The prognostic role of the expression of members of the PD-1 axis in CC is not very clear and highly context-specific, depending on different factors like the source, transience, and pattern of expression. For example, PD-1 is also expressed on the immunosuppressive regulatory T-cells (Tregs). Thus, PD-L1 expression can support anti-tumor immunity by attenuating the immunosuppressive effects of Tregs. As such, CC patients with a relative excess of infiltrating Tregs show a better survival when the tumor was PD-L1-positive [54]. PD-1 expression on CTLs, on the other hand, is detrimental in CC and might be important to predict the efficacy of PD-1-blocking therapy [55]. Another important prognostic factor is the heterogeneity of the expression, which is difficult to detect. Significantly poorer survival rates were seen in CC patients with diffuse PD-L1 expression compared to patients with marginal PD-L1 expression on the tumor–stroma interface [26]. Another, barely detectable factor is the transience of PD-L1 expression due to fluctuating interferon gamma expression in the TME, which might explain the varying response rates of PD-1 targeting therapy in CC [56]. Real-time screening methods like immuno-Positron Emission Tomography (immune-PET) with radiolabeled antibodies, might better predict response to targeted (immuno)therapies [57]. This technique combines the superior sensitivity of PET imaging with the benefits of the high targeting specificity of monoclonal antibodies. As such, it can provide information on whole-body biomarker distribution or (heterogenic) tumor target expression and act as a companion diagnostic tool in vivo in a non-invasive and longitudinal manner. Currently, multiple immuno-PET imaging techniques are under investigation for PD-L1 biomarker assessment (NCT03746704, NCT04006522, NCT03514719, NCT03065764) [58][59][60].

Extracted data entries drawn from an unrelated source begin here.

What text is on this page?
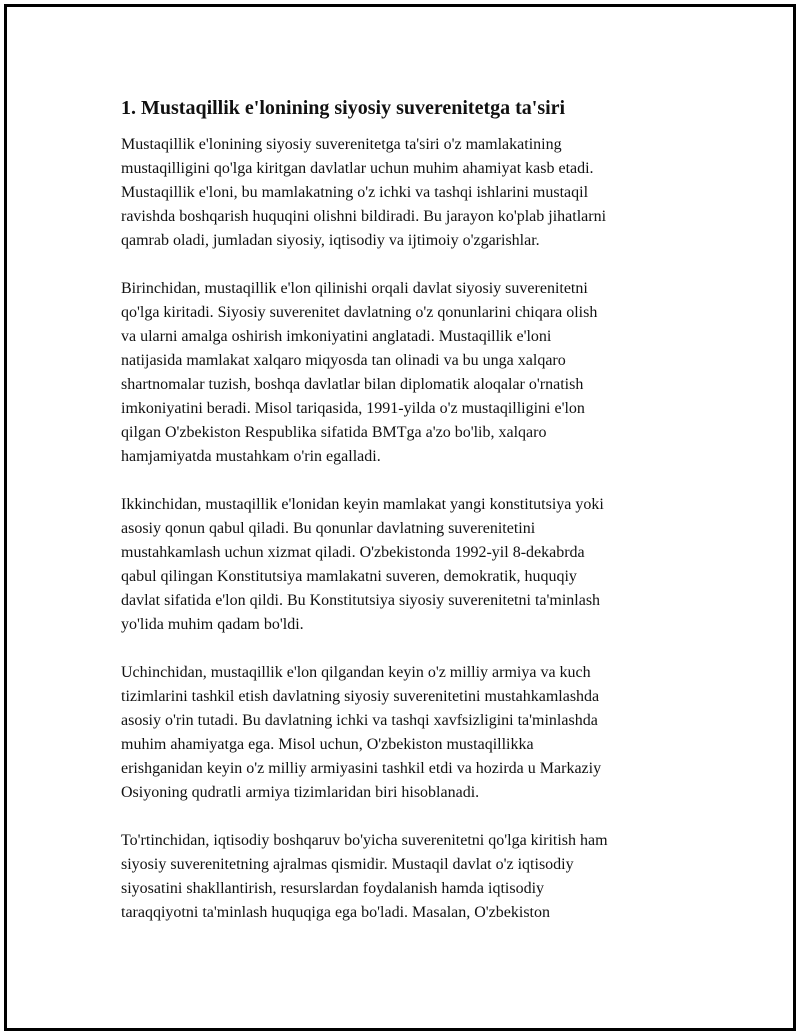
1. Mustaqillik e'lonining siyosiy suverenitetga ta'siri

Mustaqillik e'lonining siyosiy suverenitetga ta'siri o'z mamlakatining
mustaqilligini qo'lga kiritgan davlatlar uchun muhim ahamiyat kasb etadi.
Mustaqillik e'loni, bu mamlakatning o'z ichki va tashqi ishlarini mustaqil
ravishda boshqarish huquqini olishni bildiradi. Bu jarayon ko'plab jihatlarni
qamrab oladi, jumladan siyosiy, iqtisodiy va ijtimoiy o'zgarishlar.

Birinchidan, mustaqillik e'lon qilinishi orqali davlat siyosiy suverenitetni
qo'lga kiritadi. Siyosiy suverenitet davlatning o'z qonunlarini chiqara olish
va ularni amalga oshirish imkoniyatini anglatadi. Mustaqillik e'loni
natijasida mamlakat xalqaro miqyosda tan olinadi va bu unga xalqaro
shartnomalar tuzish, boshqa davlatlar bilan diplomatik aloqalar o'rnatish
imkoniyatini beradi. Misol tariqasida, 1991-yilda o'z mustaqilligini e'lon
qilgan O'zbekiston Respublika sifatida BMTga a'zo bo'lib, xalqaro
hamjamiyatda mustahkam o'rin egalladi.

Ikkinchidan, mustaqillik e'lonidan keyin mamlakat yangi konstitutsiya yoki
asosiy qonun qabul qiladi. Bu qonunlar davlatning suverenitetini
mustahkamlash uchun xizmat qiladi. O'zbekistonda 1992-yil 8-dekabrda
qabul qilingan Konstitutsiya mamlakatni suveren, demokratik, huquqiy
davlat sifatida e'lon qildi. Bu Konstitutsiya siyosiy suverenitetni ta'minlash
yo'lida muhim qadam bo'ldi.

Uchinchidan, mustaqillik e'lon qilgandan keyin o'z milliy armiya va kuch
tizimlarini tashkil etish davlatning siyosiy suverenitetini mustahkamlashda
asosiy o'rin tutadi. Bu davlatning ichki va tashqi xavfsizligini ta'minlashda
muhim ahamiyatga ega. Misol uchun, O'zbekiston mustaqillikka
erishganidan keyin o'z milliy armiyasini tashkil etdi va hozirda u Markaziy
Osiyoning qudratli armiya tizimlaridan biri hisoblanadi.

To'rtinchidan, iqtisodiy boshqaruv bo'yicha suverenitetni qo'lga kiritish ham
siyosiy suverenitetning ajralmas qismidir. Mustaqil davlat o'z iqtisodiy
siyosatini shakllantirish, resurslardan foydalanish hamda iqtisodiy
taraqqiyotni ta'minlash huquqiga ega bo'ladi. Masalan, O'zbekiston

Recent evidence suggests that a large mutational burden will generate neoantigens for T-cell recognition, leading to the recruitment of CTLs that are mandatory for effective immunotherapy [61]. While a high tumor mutational burden (TMB) has been shown to predict the response to ICB and clinical benefit in some studies [62][63][64][65][66][67], it failed to do so in several others [68][69][70][71]. Ott et al. analyzed PD-L1 expression, the T-cell inflamed gene expression profile (GEP), and non-synonymous tumor mutations assessed by whole exome sequencing (TMB) in patients enrolled in the KEYNOTE-28 trial. PD-L1 expression, a T-cell inflamed GEP, and a high TMB each predicted response to pembrolizumab in multiple tumor types. The correlations between TMB and GEP or PD-L1 were low. However, response patterns indicate that patients with tumors with high levels of both TMB and one of the inflammatory markers (GEP or PD-L1) have the highest probability of responding. Yang et al. developed an immune-related gene (IRG) signature to predict survival and response to immunotherapy in CC patients [72]. They used the TCGA RNA sequencing data to estimate proportions of 22 types of infiltrating immune cells with the CIBERSORT algorithm and downloaded mutation data of 304 CC patients from the TCGA data portal to calculate the TMB. A prognostic IRG signature based on 11 genes was constructed and this proved to be an independent prognostic factor for OS and PFS in CC patients. Seven of those genes were identified as high-risk signatures (LEPR, PRL, NRP1, TNFRSF10B, TNFRSF10A, PLAU, ANGPTL5) and four were protective (PRLHR, NR2F2, IFI30, IGF1). Based on these signatures, a risk score was established, and the patients were divided into high- and low-risk groups according to the median cutoff of the risk score. In the high-risk group, CTLs and resting mast cells, which were found to be associated with better OS in this study, were lower; and activated mast cells, associated with poorer OS, were higher, compared with the low-risk group. The 11-IRG signature low-risk group represented a more immunogenic phenotype that was more inclined to respond to ICB treatment. In the same study however, the authors could not detect significant differences in TMB and PD-L1 expression between the 11-IRG signature high-risk group and the low-risk group.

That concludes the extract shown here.